So where to now for sharemarkets over the coming week?
The ASX will start weak today, especially after the terrible survey of major Chinese manufacturing companies, released on Saturday which suggests the would’s second-biggest economy is on the verge of a recession.
The futures market ended down 40 points, meaning a weak start today but it was off close to 100 points before Fed chair, Jerome Powell issued a statement around 4 am Sydney time on Saturday which hinted at possible rate cuts.
That was well before the weak reports from China over the weekend which showed the terrible damage the virus and subsequent loss of confidence is doing economically.
Next Saturday looms as a big test with China’s January and February trade data to be issued.
Will the Chinese separate the two months (combined because of the timing of the Lunar New Year holiday in late January (The Chinese government has done that before)?
However the data is reported, the impact will show up, particularly in exports.
These reports and others in the coming week will advance the timing of rate cuts from central banks as they look to try and cushion economies – the Fed, RBA, and RBNZ for instance have room to provide support, but the People’s Bank of China (which has already cut), Bank of Japan and the European Central Bank don’t with their negative rates policy.
And the damage has been huge. Global equity markets have lost $US7 trillion in value from the February 19 record for the S&P 500.
The US market alone lost $US4.3 trillion, according to Howard Silverblatt, a senior index analyst at S&P Dow Jones Indices. The ASX 200 shed $210 billion last week alone.
More than 70% of the S&P 500 is now in correction territory or worse.
Eurozone shares fell another 3.5% on Friday and the US S&P fell 0.8%, but Fed Chair Powell’s statement signalling a rate cut helped the US market recover from an earlier decline of 4.1%.

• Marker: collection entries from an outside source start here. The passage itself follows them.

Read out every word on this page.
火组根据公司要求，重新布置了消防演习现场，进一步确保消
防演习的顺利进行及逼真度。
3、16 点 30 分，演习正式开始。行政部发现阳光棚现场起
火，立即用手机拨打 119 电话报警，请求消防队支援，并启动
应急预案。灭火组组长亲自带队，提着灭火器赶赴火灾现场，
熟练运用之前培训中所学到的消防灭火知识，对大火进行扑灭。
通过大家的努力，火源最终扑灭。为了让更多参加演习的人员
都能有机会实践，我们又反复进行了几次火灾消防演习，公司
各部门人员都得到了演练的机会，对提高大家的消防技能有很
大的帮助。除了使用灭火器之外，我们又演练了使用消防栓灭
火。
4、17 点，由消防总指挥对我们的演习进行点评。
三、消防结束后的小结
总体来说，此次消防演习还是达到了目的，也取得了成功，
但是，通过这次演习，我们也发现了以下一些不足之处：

US shares fell 11.5% last week, Eurozone shares fell 12.4% and Japanese shares lost 10%. Chinese shares fell smaller 5.1%, possibly because the number of new cases in China has slowed and the Chinese share market already saw a 12% plunge into early February.
Australian shares followed the global lead and saw a 9.8% fall with IT, energy, retailers and materials seeing the steepest falls.
From their recent highs US shares have fallen 12.8%, Eurozone shares have fallen 15.8%, Japanese shares have fallen 12.2% and Australian shares have lost 10.1%.
Commodity prices also fell as did the Australian dollar although this was limited by a fall in the US dollar.
Gold fell as it lost its safe-haven shine, oil futures fell by up to 14%, iron ore prices fell 9% last week and just over 1% in February.
Yields on US bonds fell sharply as investors sought safe havens. The yield on the US 10 year security ended at 1.156%, down 0.38% in February, most of which came last week. It fell to an all-time low of 1.099% during the session and that low will be tested again this week.
The yield on the Aussie 10 year security fell to 0.81%, down 13 points over the month.
At one point the Aussie dollar fell to 64.34 US cents overnight Friday but managed to end the week at 65.15.
The plunge in the $A by making Australia more competitive internationally will act as a shock absorber for the blow to exports from the coronavirus outbreak.
The RBA has been hoping for more than a year the dollar’s value would get down to around this level, but in a global economy that was solid, not in the grip of a possible global epidemic that could crush confidence and activity in every economy, not just China.